These were books from the 1930s, 40s, 50s and 60s, that were set in those eras and written in outdated language and, as they say ‘reflected the values and attitudes of the time.’ Relatability is important in fiction up to a point, but it doesn’t need to be literal – children have imaginations. I didn’t want William or Jennings without their school caps, wearing trousers instead of shorts, I didn’t need Biggles to talk like a modern pilot (in fact the occasional glossaries of olden-days pilot talk made the books even more entertaining) or the one-eyed trapper to have two eyes and be kind to wildlife. My favourite member of the ‘Five Find-Outers’ was Fatty, which is probably not a name you would have given a lead character in a children’s book even in the 80s. The idea that changing “Fatty” to something more tactful, making him thinner or even just using his “real” first name, Frederick – would make the books more palatable or less damaging to the young readers of today is ridiculous and patronising. And possibly damaging in itself, to the books at least. Children’s books are mostly escapism, but they are also the most easily absorbed kind of education, and a story from the 1940s, set in a version of the 1940s where the kids look and speak more or less like the children of today and nobody is ever prejudiced against anyone else doesn’t tell children anything about the actual 1940s. I’m reminded of the recent movie adaptation of Stephen King’s IT. In the novel, one of its heroes, Mike Hanlon, who is black, is mercilessly bullied and abused by racist teens when he’s a kid. In the movie version he’s just as bullied, but without any racist abuse. I understand why it’s being done – more explicit racism onscreen is obviously not the solution to any of the world’s problems, especially in a story which only has one substantial black character – but at the same time, making fictional bullies and villains more egalitarian in their outlook doesn’t feel like the solution to anything. But even more to the point, there’s only so much altering you can do to a piece of writing without altering its essential character. There are many problems with the much-publicised passage in the latest edition of Roald Dahl’s Matilda where references to Kipling and so forth are replaced with references to Jane Austen etc, but the biggest one is that it doesn’t read like Roald Dahl anymore.

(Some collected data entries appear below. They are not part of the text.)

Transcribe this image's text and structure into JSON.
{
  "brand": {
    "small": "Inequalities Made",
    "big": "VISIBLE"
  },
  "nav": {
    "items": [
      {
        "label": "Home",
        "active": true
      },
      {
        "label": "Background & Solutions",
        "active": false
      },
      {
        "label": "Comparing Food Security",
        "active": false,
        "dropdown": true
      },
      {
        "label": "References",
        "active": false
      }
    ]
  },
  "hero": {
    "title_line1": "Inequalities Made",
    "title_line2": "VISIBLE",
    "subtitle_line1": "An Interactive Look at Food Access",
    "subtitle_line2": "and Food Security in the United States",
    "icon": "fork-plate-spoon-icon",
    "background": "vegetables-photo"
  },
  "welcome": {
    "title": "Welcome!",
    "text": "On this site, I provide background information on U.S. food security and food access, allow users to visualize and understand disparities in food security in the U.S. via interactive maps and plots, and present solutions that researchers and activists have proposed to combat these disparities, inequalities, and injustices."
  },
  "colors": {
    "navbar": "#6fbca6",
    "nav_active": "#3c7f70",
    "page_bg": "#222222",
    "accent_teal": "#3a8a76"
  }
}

All of which is to say that, whatever the rights and wrongs of it, a third party “fixing” literature (or any art form for that matter) has its limitations. I remember reading an interview with the director of the British Board of Film Classification back in the early ‘90s, discussing John McNaughton’s notorious Henry, Portrait of a Serial Killer. He was concerned about the film – though he didn’t dismiss it as worthless trash – but his main worry was that it couldn’t be meaningfully cut to reduce its horrific elements because it was the movie’s tone, rather than its content that was worrisome. A few years earlier, the BBFC had unwittingly made Paul Verhoeven’s Robocopmore brutal by editing a few seconds from the scene where the giant robot ED-209 shoots an executive for a ridiculously long time in a botched demonstration. In the original cut, the shooting goes on for so ludicrously long that it becomes pure black comedy; cut down a little it becomes a lot less funny and therefore far nastier and (negating the point of the edit) more traumatic for a young audience. There is a reasonable argument that seeing someone get shot to death by a giant robot should be traumatic, but I’m pretty sure that wasn’t the BBFC’s motive in making the cuts, since the movie was rated 18 and theoretically not to be seen by children anyway.
A children’s novel (or at least a novel given to children to read) that comes under fire for mostly understandable reasons in American schools is The Adventures of Tom Sawyer. But though the casual use of ‘the N word’ is possibly removable, what would removing it achieve? What people are objecting to isn’t really/hopefully just the language, it’s the era and the society that Mark Twain was writing about; how could you and why would you want to remove that context from the book? Making it into a story where African-Americans are, in the narrative, demonstrably second class citizens but no one ever refers to their status by using nasty names seems in a way more problematic than the racist language itself. Similarly, The Catcher in the Rye has been controversial for decades, but what difference would taking the offensive words out of it make? The only real solution, editing-wise for those who object to the ‘offensive’ material in the book would be to make it so that Holden Caulfield doesn’t get expelled from school, doesn’t hang around bars drinking while underage, doesn’t hire a prostitute and get threatened by her pimp, doesn’t continuously rant about everyone he meets; to make him happier in fact. Well, that’s all very nice and laudable in its way and it’s theoretically what Holden himself would want, but it’s not what JD Salinger would have wanted and whatever book came out of it wouldn’t be The Catcher in the Rye.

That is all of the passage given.